Wednesday, February 06, 2013

A word to the wowsers: try Ms T’s life before you rule it


Here’s a genuine list of things to give up, mentioned in the space of a fortnight. 

  1. You really need to get rid of the cigarettes
  2. We need to get the opioid painkillers down
  3. Drink less
  4. Don’t overeat
  5. Your potassium is a worry

Now, as to number (4), Ms T is not overeating. Only by dint of paying attention to cramming in extra calories has she stabilised her weight at a snip under 50 kg. Considering that in the last two years, her illness has taken her to 31 kg, at which point she could not walk unaided; or that in the last twelve months, her average has been around 40 kg, which is still weak, we are delighted at a 50 kg weight and gave the idiot nutritionist a fairly terse response.

But pay particular attention to the opioids.

She has no painkillers available to her except opioids. Paracetamol has an instant and devastating effect on her liver, for reasons nobody quite understands – two days of it will take her to emergency. Anything anti-inflammatory – say, asprin or ibuprofen – is anathema to her immune system disorder (the effects are nearly instant).

No paracetamol; no asprin; no ibuprofen. What’s left, to someone whose fourteen-inch surgical scar remains painful? Oh. Opioids. Wine. There is nothing else.

Because of the way that prescription rules are managed, there is a problem: someone at the far end of a telephone from a doctor, working to a call centre script, has to approve the GP’s request for opioids. Which means we can recite the high-speed script that the GP tells the telephone:

“Severe debilitating pain not responding to non-narcotic analgesic not due to cancer less than twelve months’ duration.”

(Pronounce it with no gaps between the words, like he does from long practice.)

Those last five words – “less than twelve months’ duration” – ended this month, but not the pain, and every other word of his script remains true. Which means, from now, that we are subject to a regime that doesn’t recognise her particular constraints, and she lacks a cancer support group. 

No other painkiller is permissible (and not once did she ever fit the profile demanded to reach a hospital “pain specialist”).

Try it yourself, the wowsers whose moral stance would get all opioids off the list for all but the dying (and dying she is: merely, may it please my fortune, not this year or decade). Try it: you have only one painkiller available to you; your pain is debilitating (which I will attest. I don’t even do painkillers for headaches, if I can avoid it; call it a psychosis of my own; Ms T's pain is cry-in-the-night stuff).

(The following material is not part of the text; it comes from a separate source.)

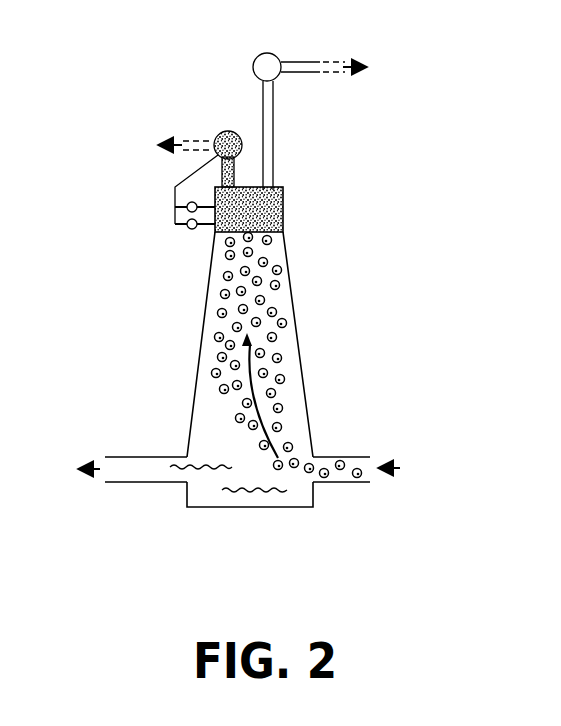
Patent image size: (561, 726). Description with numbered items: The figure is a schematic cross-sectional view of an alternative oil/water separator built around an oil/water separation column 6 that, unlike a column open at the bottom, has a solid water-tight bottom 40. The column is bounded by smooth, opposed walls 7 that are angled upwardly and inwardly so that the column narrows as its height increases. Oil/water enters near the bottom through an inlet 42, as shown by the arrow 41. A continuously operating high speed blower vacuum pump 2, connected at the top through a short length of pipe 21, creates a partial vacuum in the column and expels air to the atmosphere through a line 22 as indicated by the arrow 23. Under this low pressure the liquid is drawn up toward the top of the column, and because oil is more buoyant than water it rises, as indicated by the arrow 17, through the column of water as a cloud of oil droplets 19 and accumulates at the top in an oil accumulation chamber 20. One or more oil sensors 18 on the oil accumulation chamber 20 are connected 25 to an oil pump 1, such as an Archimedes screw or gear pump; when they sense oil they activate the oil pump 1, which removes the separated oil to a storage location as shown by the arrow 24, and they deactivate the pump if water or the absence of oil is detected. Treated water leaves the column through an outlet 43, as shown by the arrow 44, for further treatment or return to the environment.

But you aren’t permitted painkillers, because there are no alternatives to the 60 to 80 mg of oxycodone hydrochloride each day that makes Ms T able to function (and she does function on this dose, reduced from six months ago, all the way up to performing OCD-level refrigerator-cleaning for our business).

And – added to the hounding of drug-wowsers, we are enjoined to drink less than our shared nightly bottle of red; ordered to relinquish nicotine; instructed as to diet by nutritionists with less experience and education of food than Ms T has acquired by her professional interests …

…And all the time, the big-ticket toxin on her list is cousin to mustard gas. 

I mean this literally: the drug cyclophosphamide is one of the first-generation of treatments developed in the 1950s to try and replicate the effects of mustard gas (nitrogen mustards) on cancers while reducing their toxic effects (by a small amount).

Oh, yes. Cyclophosphamide as an injected infusion is metabolised by the liver. Which was, in Ms T’s case, an organ damaged by her immune system’s attack on her arteries (the others were one kidney, and a carotid that is now completely occluded. That means she’s dead, but for reasons nobody cares to discuss in detail she hasn’t stopped wriggling. Yet) (Honestly, you want to live this life? I’ll give you ten minutes and the high side of the odds, and still will take your money three falls out of five).

Cyclo, which oddly enough turns out to be the treatment she tolerates best, is doing serious damage. The liver likes it, mostly: the stomach goes into meltdown only one week in four; and her immune system is suppressed (not enough, right now: the dosage is going up this month).

The immune-suppression has already been made manifest in two tumours, one on her face, one more intimate. Because, you see, the damaged cells that most people never see, and some people may have to suffer the brief discomfort of the freezer-spray to remove – for Ms T, they run like horses, from “what’s that?” to “get a biopsy” to “remove the Vulval intraepithelial neoplasia Stage 3 RIGHT NOW”.

Now: give me a healthy and comfortable researcher, telling me and Ms T that one her few pathways to nearly-normal function through the pain, that the pathway to function is an evil conspiracy by Big Pharma, and for the greater good of others she must give up everything at once, merely to satisfy a moral argument against everything.

Even though we despise your research-smugness, your data-collection without experience, your anti-something jihad, neither of us can wish our lives upon you. We just want you to get out of the spreadsheet and leave us alone.

If you don’t know “severe debilitating pain” etcetera, you have no standing to pronounce judgement upon its relief. You are no more than a virgin screaming “natural childbirth” over the advice of the anaesthetist prescribing an epidural.